ASA Adjudication on Acorn Mobility Services Ltd
Acorn Mobility Services Ltd t/a
Millennium Business Park
26 September 2012
Number of complaints:
A press ad for Acorn Stairlifts was headed "Next Day Installation" and stated "Direct from the manufacturer - New or reconditioned - Free home trial - Local surveyors - Local engineers - Rent or buy".
The complainant challenged whether the claim "Free home trial" was misleading.
CAP Code (Edition 12)
Acorn Mobility Services Ltd trading as Acorn Stairlifts (Acorn) said they provided free home trials upon request that involved them fully installing a working stairlift inside the customer's home, so that it would be available for the customer to keep if they wished. They said they did not take a deposit and so customers could then try it out without charge. If customers experienced it working successfully they would then pay for it, however, if they decided not to keep it, the stairlift and rail would be removed free of charge.
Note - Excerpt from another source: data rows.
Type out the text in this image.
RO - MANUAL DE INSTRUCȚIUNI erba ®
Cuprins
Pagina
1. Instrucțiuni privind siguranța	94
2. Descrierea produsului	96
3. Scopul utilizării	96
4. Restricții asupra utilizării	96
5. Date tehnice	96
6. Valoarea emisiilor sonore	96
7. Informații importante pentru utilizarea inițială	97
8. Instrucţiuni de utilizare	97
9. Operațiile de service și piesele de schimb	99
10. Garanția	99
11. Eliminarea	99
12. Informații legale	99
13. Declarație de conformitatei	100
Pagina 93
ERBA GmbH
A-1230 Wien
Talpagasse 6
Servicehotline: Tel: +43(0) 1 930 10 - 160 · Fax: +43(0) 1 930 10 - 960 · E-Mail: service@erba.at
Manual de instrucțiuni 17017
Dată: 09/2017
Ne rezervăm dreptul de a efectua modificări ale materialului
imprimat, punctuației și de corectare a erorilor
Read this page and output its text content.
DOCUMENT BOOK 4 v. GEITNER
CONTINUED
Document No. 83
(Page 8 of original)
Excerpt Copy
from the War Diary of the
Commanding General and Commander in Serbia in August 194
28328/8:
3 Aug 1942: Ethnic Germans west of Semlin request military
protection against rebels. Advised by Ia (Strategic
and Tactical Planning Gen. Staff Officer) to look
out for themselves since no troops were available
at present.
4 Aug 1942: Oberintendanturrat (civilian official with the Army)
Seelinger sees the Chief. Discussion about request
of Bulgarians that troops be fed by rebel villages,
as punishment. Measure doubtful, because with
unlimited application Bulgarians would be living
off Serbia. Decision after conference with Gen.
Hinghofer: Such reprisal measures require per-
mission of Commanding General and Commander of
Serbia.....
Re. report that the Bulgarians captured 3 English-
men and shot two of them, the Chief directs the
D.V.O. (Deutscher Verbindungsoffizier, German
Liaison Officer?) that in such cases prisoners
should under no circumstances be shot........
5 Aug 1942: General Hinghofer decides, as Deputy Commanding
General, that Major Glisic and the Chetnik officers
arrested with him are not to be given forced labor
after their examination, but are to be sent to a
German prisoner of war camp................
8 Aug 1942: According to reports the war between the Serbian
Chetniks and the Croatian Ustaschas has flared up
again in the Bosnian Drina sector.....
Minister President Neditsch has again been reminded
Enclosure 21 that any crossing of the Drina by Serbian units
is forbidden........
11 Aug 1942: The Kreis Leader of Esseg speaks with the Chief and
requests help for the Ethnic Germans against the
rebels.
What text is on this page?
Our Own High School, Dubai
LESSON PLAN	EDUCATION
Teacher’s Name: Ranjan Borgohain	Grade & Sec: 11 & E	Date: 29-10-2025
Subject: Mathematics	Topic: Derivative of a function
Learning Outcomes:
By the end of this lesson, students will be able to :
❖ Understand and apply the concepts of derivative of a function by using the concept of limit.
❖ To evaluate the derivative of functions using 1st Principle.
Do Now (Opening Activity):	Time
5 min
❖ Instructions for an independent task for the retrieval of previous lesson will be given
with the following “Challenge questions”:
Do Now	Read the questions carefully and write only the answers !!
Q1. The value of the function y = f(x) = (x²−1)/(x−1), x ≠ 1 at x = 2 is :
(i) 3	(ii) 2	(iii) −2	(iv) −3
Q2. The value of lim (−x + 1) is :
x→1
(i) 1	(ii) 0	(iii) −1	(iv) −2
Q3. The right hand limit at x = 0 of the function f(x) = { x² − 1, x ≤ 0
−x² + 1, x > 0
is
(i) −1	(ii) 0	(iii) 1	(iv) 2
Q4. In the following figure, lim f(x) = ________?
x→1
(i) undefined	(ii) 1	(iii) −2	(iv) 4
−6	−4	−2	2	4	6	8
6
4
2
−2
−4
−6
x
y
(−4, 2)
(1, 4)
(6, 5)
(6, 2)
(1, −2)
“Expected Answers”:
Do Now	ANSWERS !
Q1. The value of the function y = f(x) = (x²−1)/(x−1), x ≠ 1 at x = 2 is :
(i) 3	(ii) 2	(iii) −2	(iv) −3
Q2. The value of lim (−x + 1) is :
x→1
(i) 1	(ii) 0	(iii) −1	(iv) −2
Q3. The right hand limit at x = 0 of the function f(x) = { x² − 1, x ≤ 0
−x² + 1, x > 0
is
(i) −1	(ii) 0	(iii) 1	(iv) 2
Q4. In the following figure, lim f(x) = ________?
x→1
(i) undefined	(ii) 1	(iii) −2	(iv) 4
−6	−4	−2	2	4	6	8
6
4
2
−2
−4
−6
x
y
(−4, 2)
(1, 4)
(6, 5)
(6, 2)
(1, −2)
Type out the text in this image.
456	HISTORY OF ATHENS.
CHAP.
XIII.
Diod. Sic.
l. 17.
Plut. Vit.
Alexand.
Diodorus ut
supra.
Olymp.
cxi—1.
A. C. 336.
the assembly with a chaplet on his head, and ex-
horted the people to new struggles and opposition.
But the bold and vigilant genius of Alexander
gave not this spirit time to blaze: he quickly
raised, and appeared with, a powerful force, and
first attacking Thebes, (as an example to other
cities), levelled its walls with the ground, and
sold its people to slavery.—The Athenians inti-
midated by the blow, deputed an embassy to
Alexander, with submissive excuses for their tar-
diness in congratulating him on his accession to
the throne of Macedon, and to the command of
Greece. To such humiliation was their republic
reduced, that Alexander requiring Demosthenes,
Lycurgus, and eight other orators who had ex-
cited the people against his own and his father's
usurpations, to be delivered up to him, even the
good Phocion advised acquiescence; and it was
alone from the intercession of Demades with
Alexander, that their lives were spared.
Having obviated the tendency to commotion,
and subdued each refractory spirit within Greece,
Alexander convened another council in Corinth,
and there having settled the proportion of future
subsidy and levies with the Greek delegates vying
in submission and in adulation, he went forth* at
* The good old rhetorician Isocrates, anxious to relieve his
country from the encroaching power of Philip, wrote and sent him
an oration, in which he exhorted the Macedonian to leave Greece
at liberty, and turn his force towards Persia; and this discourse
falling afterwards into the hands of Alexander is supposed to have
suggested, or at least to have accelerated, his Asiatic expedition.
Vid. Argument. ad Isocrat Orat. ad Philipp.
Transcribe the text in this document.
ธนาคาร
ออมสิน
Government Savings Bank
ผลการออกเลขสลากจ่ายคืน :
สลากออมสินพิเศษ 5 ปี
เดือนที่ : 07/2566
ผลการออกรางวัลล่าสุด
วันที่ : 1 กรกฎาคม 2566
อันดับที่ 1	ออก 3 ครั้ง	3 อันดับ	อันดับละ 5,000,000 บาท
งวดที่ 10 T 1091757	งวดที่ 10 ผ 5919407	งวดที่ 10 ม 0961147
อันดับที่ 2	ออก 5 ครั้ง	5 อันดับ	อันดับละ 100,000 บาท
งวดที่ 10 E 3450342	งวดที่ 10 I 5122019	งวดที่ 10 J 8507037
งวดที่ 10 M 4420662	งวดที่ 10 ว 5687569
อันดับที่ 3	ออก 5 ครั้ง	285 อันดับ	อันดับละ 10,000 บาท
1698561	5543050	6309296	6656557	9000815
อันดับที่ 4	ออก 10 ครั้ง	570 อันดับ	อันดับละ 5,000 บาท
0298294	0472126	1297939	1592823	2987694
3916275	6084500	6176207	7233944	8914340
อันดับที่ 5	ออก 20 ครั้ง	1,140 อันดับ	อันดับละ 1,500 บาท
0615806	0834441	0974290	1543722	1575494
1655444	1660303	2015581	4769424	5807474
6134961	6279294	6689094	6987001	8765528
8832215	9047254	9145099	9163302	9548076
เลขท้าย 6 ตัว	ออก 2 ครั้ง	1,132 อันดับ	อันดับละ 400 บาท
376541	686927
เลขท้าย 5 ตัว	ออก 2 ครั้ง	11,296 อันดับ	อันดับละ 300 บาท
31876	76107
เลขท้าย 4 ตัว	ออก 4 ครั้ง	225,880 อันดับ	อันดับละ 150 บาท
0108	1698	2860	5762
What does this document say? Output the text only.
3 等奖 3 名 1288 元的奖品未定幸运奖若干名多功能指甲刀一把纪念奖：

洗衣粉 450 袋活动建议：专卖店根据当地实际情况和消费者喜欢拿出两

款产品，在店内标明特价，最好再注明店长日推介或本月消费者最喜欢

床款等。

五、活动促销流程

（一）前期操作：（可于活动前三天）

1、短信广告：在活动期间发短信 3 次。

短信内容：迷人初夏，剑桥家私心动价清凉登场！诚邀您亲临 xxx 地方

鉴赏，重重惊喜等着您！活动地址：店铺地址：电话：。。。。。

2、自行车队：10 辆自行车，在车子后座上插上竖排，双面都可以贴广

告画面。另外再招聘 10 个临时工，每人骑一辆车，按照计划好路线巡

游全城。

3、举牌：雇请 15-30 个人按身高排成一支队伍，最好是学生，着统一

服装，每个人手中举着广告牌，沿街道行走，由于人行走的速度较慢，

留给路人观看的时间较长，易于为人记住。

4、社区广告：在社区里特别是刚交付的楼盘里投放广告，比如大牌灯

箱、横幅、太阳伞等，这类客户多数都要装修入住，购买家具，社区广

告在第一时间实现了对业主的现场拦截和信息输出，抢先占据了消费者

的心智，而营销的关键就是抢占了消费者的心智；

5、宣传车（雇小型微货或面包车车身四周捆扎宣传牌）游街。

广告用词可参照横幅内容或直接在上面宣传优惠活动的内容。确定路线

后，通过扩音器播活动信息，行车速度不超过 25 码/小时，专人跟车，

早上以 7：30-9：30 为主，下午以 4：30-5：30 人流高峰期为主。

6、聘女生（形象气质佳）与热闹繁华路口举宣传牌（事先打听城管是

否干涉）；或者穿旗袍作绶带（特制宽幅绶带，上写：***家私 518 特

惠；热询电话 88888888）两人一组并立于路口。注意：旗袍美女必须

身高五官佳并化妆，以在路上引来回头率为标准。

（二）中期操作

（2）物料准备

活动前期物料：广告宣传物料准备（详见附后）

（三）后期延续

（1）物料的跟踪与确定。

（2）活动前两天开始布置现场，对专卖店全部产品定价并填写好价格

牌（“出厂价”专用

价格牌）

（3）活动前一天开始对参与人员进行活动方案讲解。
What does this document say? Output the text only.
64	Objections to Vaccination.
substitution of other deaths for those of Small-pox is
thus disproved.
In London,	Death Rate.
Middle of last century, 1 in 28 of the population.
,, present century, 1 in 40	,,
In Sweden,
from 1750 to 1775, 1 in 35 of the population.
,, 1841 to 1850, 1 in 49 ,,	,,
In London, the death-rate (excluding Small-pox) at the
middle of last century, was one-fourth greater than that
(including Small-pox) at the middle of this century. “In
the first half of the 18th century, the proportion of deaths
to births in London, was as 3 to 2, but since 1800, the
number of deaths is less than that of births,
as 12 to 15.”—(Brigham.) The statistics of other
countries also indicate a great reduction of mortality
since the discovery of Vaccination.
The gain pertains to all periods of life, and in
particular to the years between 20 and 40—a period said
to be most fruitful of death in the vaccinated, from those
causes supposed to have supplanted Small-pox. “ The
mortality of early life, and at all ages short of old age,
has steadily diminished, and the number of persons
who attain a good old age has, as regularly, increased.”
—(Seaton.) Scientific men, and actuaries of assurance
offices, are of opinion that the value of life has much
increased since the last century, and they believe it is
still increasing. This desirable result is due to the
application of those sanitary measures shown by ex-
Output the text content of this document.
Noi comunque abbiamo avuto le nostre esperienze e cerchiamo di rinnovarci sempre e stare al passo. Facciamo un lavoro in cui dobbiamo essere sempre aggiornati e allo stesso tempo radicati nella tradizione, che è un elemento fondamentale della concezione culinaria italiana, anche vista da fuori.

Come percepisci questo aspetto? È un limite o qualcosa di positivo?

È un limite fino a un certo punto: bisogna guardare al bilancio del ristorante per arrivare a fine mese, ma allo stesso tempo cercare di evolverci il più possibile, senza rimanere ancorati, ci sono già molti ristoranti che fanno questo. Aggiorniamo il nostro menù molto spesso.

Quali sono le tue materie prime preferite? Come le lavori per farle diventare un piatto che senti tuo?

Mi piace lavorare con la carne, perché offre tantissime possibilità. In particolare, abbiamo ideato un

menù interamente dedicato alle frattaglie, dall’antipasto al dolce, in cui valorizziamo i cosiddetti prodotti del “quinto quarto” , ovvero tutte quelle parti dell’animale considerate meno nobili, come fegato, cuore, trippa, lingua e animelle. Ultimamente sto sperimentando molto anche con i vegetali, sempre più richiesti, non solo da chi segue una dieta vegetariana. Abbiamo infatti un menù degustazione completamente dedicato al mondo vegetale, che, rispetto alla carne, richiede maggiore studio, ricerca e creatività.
They said they were very rarely asked for the free home trial and as a result some of their recently recruited sales agents had not been properly briefed on this service. They said that after being notified of this complaint they had retrained all their staff on the procedures for free home trials. Acorn also said there may be occasions where customers decided they did not want a free home trial as it would leave holes in their carpet, and in such cases they would arrange for them to visit a neighbouring house which already had an Acorn stairlift. There might also be occasions where a free home trial would be impractical, for example if a bespoke design was required due to an unusual staircase.
Acorn said they had provided two free home trials in the past few months, and provided order forms for these. They said there were no specific terms attached to the free home trial.
The complainant said that when their grandmother responded to the ad she was told that the free home trial involved either visiting another home nearby that had a stairlift installed, or a van containing a chair visiting her home for her to try inside the vehicle. The ASA understood that some new members of staff were not aware of the free home trial as it was not requested often, but that Acorn had subsequently retrained all relevant staff. However, we noted that Acorn had provided an assurance to the ASA in 2009 that they would ensure free home trials were available, and were concerned that not all relevant staff were aware of them. Acorn provided order forms for two customers who had taken up the free home trial offer in the last three months. The order forms appeared to be standard forms filled in by sales agents when ordering a stairlift for a customer. Both forms showed that no deposit had been paid. However, they both showed a cost for the stairlift and described this as "what you now owe", and neither form referred to a free trial. Both forms were signed by the customer under the declaration "I agree to pay the amount I owe to the person fitting the stairlift". We considered that consumers would expect a free home trial to involve a trial of the product in their own home, without an obligation to purchase it. Whilst we acknowledged that Acorn said these customers were not obliged to pay for the product if they decided not to keep it, we did not consider that consumers would expect to have to sign a sales contract to access a free trial. We did not consider that Acorn had demonstrated that the free home trial was available to consumers at the time the ad appeared, or that the trial was genuinely a "free home trial" as consumers would understand it. We concluded the claim was misleading.
The ad breached CAP Code (Edition 12) rules 3.1 and 3.3 (Misleading advertising) and 3.7 (Substantiation).
We told Acorn not to repeat the claim "free home trial" unless they could demonstrate that they offered this service and that customers were not committed to purchasing the product prior to the trial commencing.